Lyrically, Only Life comprises something of a simultaneous internal/external monologue, the "you" in the lyrics as much a reference to the speaker as to any subject, though there definitely is a romantic subject at the heart of the matter. In the opening song that titles the album, Mercer sings "You could lock your doors / Close all your windows and / Hide away", both urging himself forward while trying to guide his paramour away from such denial.
So, too, in "Too Much" with its repeated chorus of "Got a ways to go / Too much to know", there's a sense of self-doubt but willful progress. The narrative perspective is one of constant unsettlement married to a persistent striving. In "Deep Fascination" Mercer "Find[s] inspiration / When I walk alone / Never really alone" while "Higher Ground" reveals a sense of destination "Be my light / By my side / If you dare / Be my guide."
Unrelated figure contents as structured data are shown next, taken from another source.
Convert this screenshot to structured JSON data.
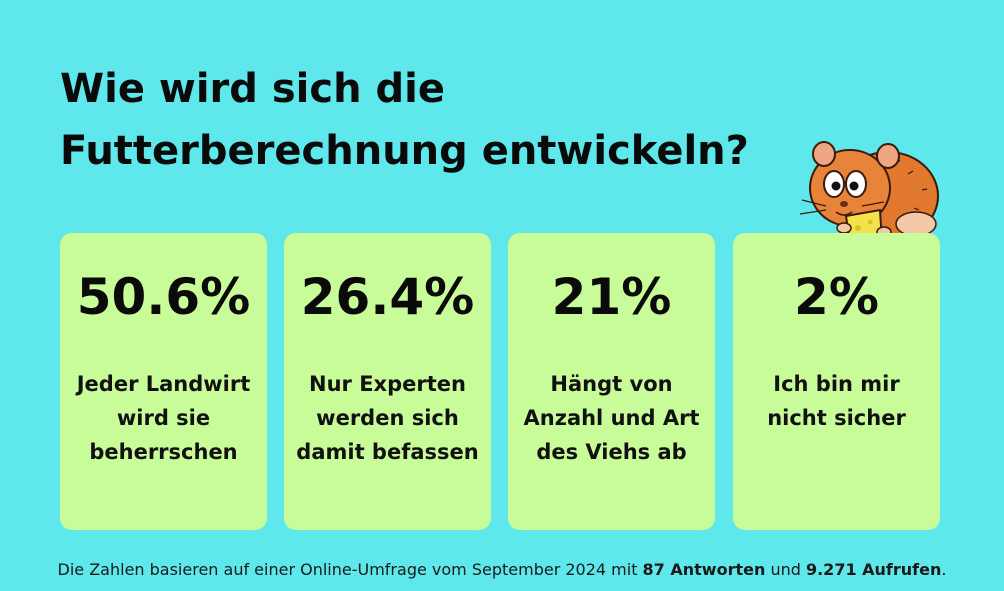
{
  "title": {
    "line1": "Wie wird sich die",
    "line2": "Futterberechnung entwickeln?"
  },
  "chart_data": {
    "type": "table",
    "title": "Wie wird sich die Futterberechnung entwickeln?",
    "unit": "%",
    "categories": [
      "Jeder Landwirt wird sie beherrschen",
      "Nur Experten werden sich damit befassen",
      "Hängt von Anzahl und Art des Viehs ab",
      "Ich bin mir nicht sicher"
    ],
    "values": [
      50.6,
      26.4,
      21,
      2
    ],
    "value_labels": [
      "50.6%",
      "26.4%",
      "21%",
      "2%"
    ]
  },
  "cards": [
    {
      "value": "50.6%",
      "label": "Jeder Landwirt wird sie beherrschen"
    },
    {
      "value": "26.4%",
      "label": "Nur Experten werden sich damit befassen"
    },
    {
      "value": "21%",
      "label": "Hängt von Anzahl und Art des Viehs ab"
    },
    {
      "value": "2%",
      "label": "Ich bin mir nicht sicher"
    }
  ],
  "footer": {
    "text_before": "Die Zahlen basieren auf einer Online-Umfrage vom September 2024 mit ",
    "answers": "87 Antworten",
    "text_middle": " und ",
    "views": "9.271 Aufrufen",
    "text_end": "."
  },
  "colors": {
    "background": "#5ee8ec",
    "card": "#c8fc98",
    "text": "#0a0a0a"
  },
  "icons": {
    "mascot": "hamster-eating-cheese-icon"
  }
}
This is incredibly adult rock 'n' roll, a rare, mature perspective on the frightening vulnerability of reaching out for someone. "Be yourself," Mercer whispers in "The Final Word", "Be yourself / You go on - it's alright." Mercer's lyrics are fragmentary, what Rick Moody calls "ghostly traces" in his excellent liner notes, and they function to recreate, through their simplicity, a greater depth of emotional complexity. The spastic, jubilant "Away" seems to offer the payoff, but it's not a simple one. Even successful seduction brings emotional upheaval and turmoil; this song whirls and roils us in dizzy ecstasy.
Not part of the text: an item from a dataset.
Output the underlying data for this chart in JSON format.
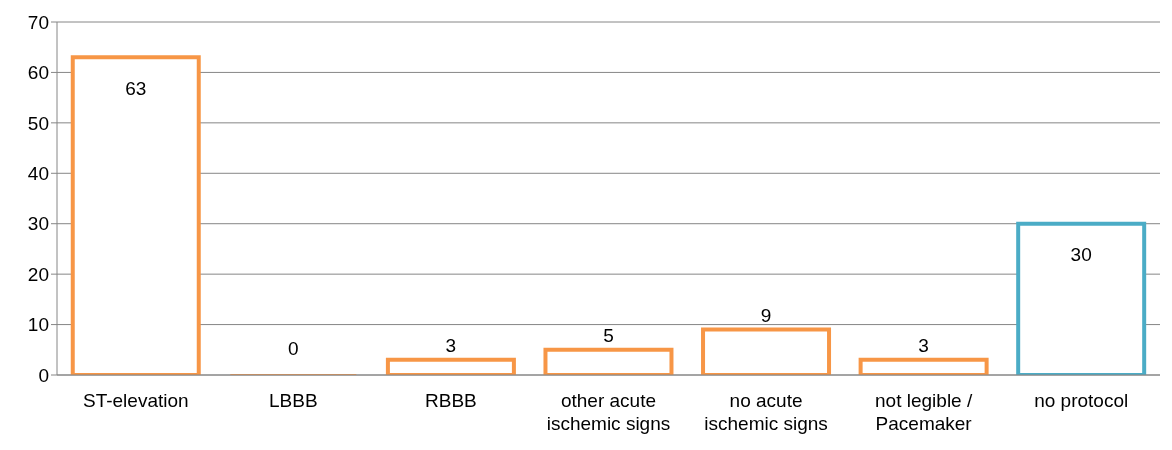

"Away" may be the perfect Feelies song, the encapsulation of everything they set out to do in their sonic philosophy. It's driving and ever so slightly off kilter, deliberately mining imperfection to create something absolutely perfect, and the live version available with the bonus download is even more frenetic. The song just builds and builds, and if there's a narrative, it's one of building tension. The release comes through the one-word chorus (can minimalist songwriting be any more brilliant?), a repeated call of "Away" that crowds upon itself, leaving no space, even, for a breath in between utterances. "Now we're really in deep", indeed. Only Life is the Feelies' masterpiece.
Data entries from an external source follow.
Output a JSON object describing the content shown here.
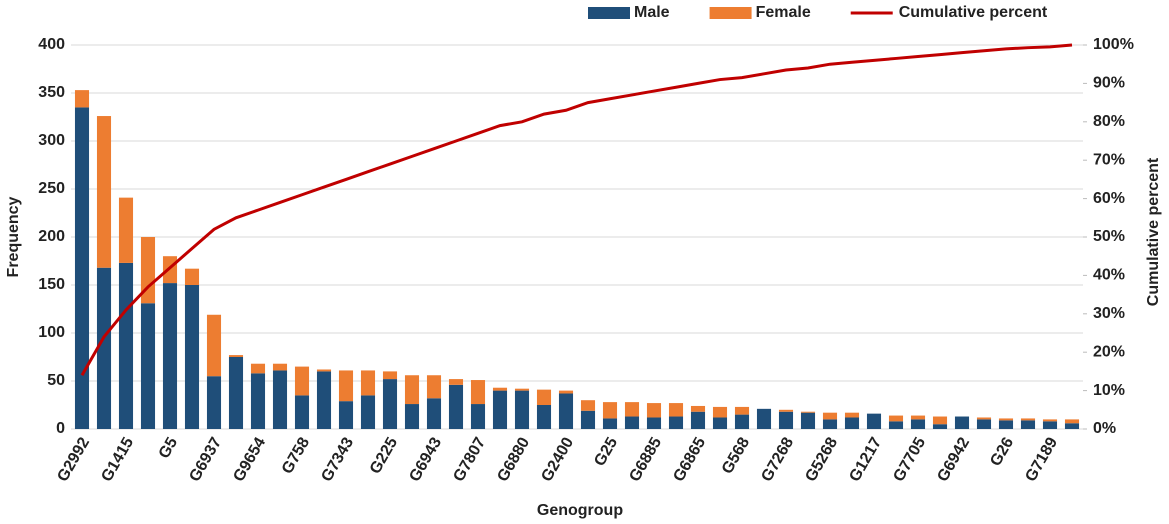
{
  "chart_data": {
    "type": "pareto",
    "xlabel": "Genogroup",
    "ylabel": "Frequency",
    "y2label": "Cumulative percent",
    "categories": [
      "G2992",
      null,
      "G1415",
      null,
      "G5",
      null,
      "G6937",
      null,
      "G9654",
      null,
      "G758",
      null,
      "G7343",
      null,
      "G225",
      null,
      "G6943",
      null,
      "G7807",
      null,
      "G6880",
      null,
      "G2400",
      null,
      "G25",
      null,
      "G6885",
      null,
      "G6865",
      null,
      "G568",
      null,
      "G7268",
      null,
      "G5268",
      null,
      "G1217",
      null,
      "G7705",
      null,
      "G6942",
      null,
      "G26",
      null,
      "G7189",
      null
    ],
    "series": [
      {
        "name": "Male",
        "color": "#1f4e79",
        "values": [
          335,
          168,
          173,
          131,
          152,
          150,
          55,
          75,
          58,
          61,
          35,
          60,
          29,
          35,
          52,
          26,
          32,
          46,
          26,
          40,
          40,
          25,
          37,
          19,
          11,
          13,
          12,
          13,
          18,
          12,
          15,
          21,
          18,
          17,
          10,
          12,
          16,
          8,
          10,
          5,
          13,
          10,
          9,
          9,
          8,
          6
        ]
      },
      {
        "name": "Female",
        "color": "#ed7d31",
        "values": [
          18,
          158,
          68,
          69,
          28,
          17,
          64,
          2,
          10,
          7,
          30,
          2,
          32,
          26,
          8,
          30,
          24,
          6,
          25,
          3,
          2,
          16,
          3,
          11,
          17,
          15,
          15,
          14,
          6,
          11,
          8,
          0,
          2,
          1,
          7,
          5,
          0,
          6,
          4,
          8,
          0,
          2,
          2,
          2,
          2,
          4
        ]
      },
      {
        "name": "Cumulative percent",
        "color": "#c00000",
        "axis": "y2",
        "values": [
          14,
          24,
          31,
          37,
          42,
          47,
          52,
          55,
          57,
          59,
          61,
          63,
          65,
          67,
          69,
          71,
          73,
          75,
          77,
          79,
          80,
          82,
          83,
          85,
          86,
          87,
          88,
          89,
          90,
          91,
          91.5,
          92.5,
          93.5,
          94,
          95,
          95.5,
          96,
          96.5,
          97,
          97.5,
          98,
          98.5,
          99,
          99.3,
          99.5,
          100
        ]
      }
    ],
    "ylim": [
      0,
      400
    ],
    "yticks": [
      0,
      50,
      100,
      150,
      200,
      250,
      300,
      350,
      400
    ],
    "y2lim": [
      0,
      100
    ],
    "y2ticks": [
      {
        "value": 0,
        "label": "0%"
      },
      {
        "value": 10,
        "label": "10%"
      },
      {
        "value": 20,
        "label": "20%"
      },
      {
        "value": 30,
        "label": "30%"
      },
      {
        "value": 40,
        "label": "40%"
      },
      {
        "value": 50,
        "label": "50%"
      },
      {
        "value": 60,
        "label": "60%"
      },
      {
        "value": 70,
        "label": "70%"
      },
      {
        "value": 80,
        "label": "80%"
      },
      {
        "value": 90,
        "label": "90%"
      },
      {
        "value": 100,
        "label": "100%"
      }
    ],
    "grid": true,
    "legend": "top"
  }
}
Yet 1991's follow-up Time for a Witness does not pale in comparison. Even though a smaller space of time passed between these than any other two Feelies records, Time for a Witness has its own distinctive character. Less an extension of the previous record, the album offers a more organic, live sound, offering up reflections upon all that had preceded it in the band's history. The instrumentation and playing, even Mercer's lyrics, are all more expansive than on Only Life, and it all works to make this record a fitting swan song. (Well, it was a hell of a swansong until 2011's excellent reunion album Here Before appeared out of nowhere).
Once again, Mercer's lyrics reflect upon maturity and the long roads traveled, as in "Waiting": Seventeen, really wired / Slow down, don't forget it / Burn out, if you let it". Meanwhile, "Time for Witness" even hints at a political message with its reference to "false smiling prophets" and the contention "we've made this a living hell". The romping "Sooner or Later" erases any anxiety with its reassuring trivialities in the joy of living, "Call me down / Don't make a fuss / Take the back seat / On the bus." Like on Only Life it's all a search for direction, sometimes to a place away and sometimes home; oftentimes, one gets the sense they can be the same place.
It's all back to that sense of freedom within confinement that beats at the heart of the Feelies' music. "What goes on in your mind" is the ultimate escape from life's troubles, because it is therein that one defines what is or isn't troubling. It's the hard-earned embrace of security, of confidence. It's also a fine justification for dancing.